I am clearly not cut out for the "have baby, will travel" set. I always seem to be just a step behind everyone else when it comes to meeting the current standards of mother-child excursion preparedness.

For the past few weeks, we've been new gym members. (Technically, new members of an old gym we used to belong to, back in the halcyon days of semi-ripped ab muscles and good posture.) In those four weeks or so, I've been in three-and-a-half times, which is about the number of instances per week I had planned to go. The half, by the way, constitutes the trip when I worked out for 10 minutes before the child care folks came and got me to retrieve my absolutely-out-of-her-mind-with-stranger-anxiety 11-month-old, which is not to be confused with the trip when I never made it out of the child care room because she was in full meltdown mode 15 seconds after we entered. I sat in the room for an hour, playing with toys I could have been playing with at home, while Randy finished his workout. But that? The frustration over actually wanting to workout and actually wanting to leave the baby behind for a while to do so, and being thwarted every time? That's a different story for a different time.

This story is about how I went back in to retrieve my children yesterday morning. Bawling, splotchy, shaking, heaving, squealing, angry and frightened baby? Check. Waiting for me at the door. Well-adjusted, happy, couldn't-care-less-whether-Mommy's-around-or-not toddler? Hmmm. Being held. Looking pouty. Nice Gym Nanny looking at me with mingled pity and concern -- not for MJ, I guessed, but for her mother, her wholly inadequate and unprepared parent who apparently missed the memo that said her kid -- and all other kids -- is incapable of going ONE HOUR without having something to eat and drink. One hour, people.

Me: What happened?

Nice Gym Nanny: Well, she wanted a snack, and we couldn't find hers (waves a hand in direction of a counter that is literally packed with little Take-and-Toss bowls with goldfish crackers, each lovingly labeled with child's name before the mother/father left home to exercise.)

Me: Oh.

Nice Gym Nanny: Yeah. So she was really disappointed.

And so, I guessed, was Nice Gym Nanny ... in me. This is one of the reasons that I never bothered much with Gymboree classes and the like when MJ was even smaller than she is now; the idea of having to pack up her and half of her belongings to go somewhere else to play for 30 minutes seemed like unnecessary work for an 18-month-old with very simple needs. And now, packing a small lunch at 9:30 a.m., complete with masking tape monogramming (do you know how long it would take me to find masking tape around here?) seems like a lot of unnecessary work for a mother with a very simple need to sweat out all the spent patience clogged in her SAHM-y pores.
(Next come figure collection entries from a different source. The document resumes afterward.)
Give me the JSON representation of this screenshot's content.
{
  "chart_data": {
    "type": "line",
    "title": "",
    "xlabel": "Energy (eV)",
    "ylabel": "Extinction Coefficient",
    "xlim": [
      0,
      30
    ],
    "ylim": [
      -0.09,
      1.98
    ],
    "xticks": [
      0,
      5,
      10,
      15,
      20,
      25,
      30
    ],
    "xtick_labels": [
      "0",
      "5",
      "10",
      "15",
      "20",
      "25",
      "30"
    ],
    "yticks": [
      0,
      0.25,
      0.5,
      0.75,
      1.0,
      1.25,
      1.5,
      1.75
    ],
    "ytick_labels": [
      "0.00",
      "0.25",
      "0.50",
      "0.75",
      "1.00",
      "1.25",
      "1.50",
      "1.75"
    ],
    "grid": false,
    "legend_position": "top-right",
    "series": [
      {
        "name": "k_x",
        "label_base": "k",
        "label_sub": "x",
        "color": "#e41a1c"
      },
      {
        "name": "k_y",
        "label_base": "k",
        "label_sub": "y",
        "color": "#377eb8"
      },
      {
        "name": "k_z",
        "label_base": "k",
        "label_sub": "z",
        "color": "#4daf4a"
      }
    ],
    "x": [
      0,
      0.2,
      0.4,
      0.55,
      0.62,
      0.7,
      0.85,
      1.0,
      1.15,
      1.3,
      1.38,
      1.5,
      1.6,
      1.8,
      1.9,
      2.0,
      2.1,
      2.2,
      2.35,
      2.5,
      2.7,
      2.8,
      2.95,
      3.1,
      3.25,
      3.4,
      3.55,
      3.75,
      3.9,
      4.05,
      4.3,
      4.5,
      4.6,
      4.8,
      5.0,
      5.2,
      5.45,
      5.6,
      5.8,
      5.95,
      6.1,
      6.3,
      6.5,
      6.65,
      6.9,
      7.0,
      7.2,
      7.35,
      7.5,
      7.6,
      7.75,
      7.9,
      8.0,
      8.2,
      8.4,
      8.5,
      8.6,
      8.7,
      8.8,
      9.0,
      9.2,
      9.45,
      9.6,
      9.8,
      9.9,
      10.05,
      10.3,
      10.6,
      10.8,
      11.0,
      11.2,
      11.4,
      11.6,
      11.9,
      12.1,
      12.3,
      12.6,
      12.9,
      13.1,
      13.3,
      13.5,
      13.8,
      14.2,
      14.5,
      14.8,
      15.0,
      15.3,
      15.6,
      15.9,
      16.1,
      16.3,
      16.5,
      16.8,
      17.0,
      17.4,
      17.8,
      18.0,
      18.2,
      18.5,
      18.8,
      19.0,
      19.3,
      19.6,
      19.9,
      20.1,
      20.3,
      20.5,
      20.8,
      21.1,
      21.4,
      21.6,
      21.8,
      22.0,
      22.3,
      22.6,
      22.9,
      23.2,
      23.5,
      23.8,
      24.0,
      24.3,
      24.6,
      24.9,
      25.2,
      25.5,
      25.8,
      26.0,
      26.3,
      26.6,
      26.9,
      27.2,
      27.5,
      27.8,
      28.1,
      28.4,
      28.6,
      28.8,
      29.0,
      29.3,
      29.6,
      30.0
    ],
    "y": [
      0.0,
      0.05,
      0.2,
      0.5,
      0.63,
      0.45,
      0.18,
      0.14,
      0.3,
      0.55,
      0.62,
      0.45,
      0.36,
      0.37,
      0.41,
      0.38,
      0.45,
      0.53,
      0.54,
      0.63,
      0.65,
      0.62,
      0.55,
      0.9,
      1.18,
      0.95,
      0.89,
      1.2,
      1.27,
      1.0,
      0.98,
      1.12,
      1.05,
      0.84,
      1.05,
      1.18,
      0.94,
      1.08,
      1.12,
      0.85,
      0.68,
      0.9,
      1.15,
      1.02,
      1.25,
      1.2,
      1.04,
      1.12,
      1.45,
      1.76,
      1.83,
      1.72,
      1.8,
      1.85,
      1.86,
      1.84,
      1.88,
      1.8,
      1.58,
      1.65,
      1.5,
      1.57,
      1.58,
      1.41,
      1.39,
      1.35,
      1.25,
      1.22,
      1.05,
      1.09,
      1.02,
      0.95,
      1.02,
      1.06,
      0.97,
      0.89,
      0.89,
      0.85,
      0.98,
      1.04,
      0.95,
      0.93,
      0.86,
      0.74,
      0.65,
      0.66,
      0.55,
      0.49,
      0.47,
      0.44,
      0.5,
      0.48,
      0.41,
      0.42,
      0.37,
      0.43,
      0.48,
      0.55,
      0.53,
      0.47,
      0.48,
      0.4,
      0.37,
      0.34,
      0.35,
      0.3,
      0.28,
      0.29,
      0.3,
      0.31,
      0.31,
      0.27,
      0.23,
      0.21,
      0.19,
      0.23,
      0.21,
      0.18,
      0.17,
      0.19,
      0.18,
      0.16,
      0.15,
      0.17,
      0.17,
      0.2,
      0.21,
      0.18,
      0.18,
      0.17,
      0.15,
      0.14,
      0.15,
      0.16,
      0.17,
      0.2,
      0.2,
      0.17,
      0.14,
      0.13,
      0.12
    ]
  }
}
Am I being whiny and petulant? Yes. Most of the time Sometimes, that's what a blog is for.

I'll be honest. Some days I can't remember to brush MJ's hair before we go to Target. What I'm saying is: I'm soft. I need training. Boot camp. I'm a Type-L (for "lollygagging") parent personality living in a Type-A world. I'm pretty sure preschool in the fall will be as much about preparing Mommy to play nice as it will preparing MJ to do the same. They should charge me double. (But don't tell them I said that.)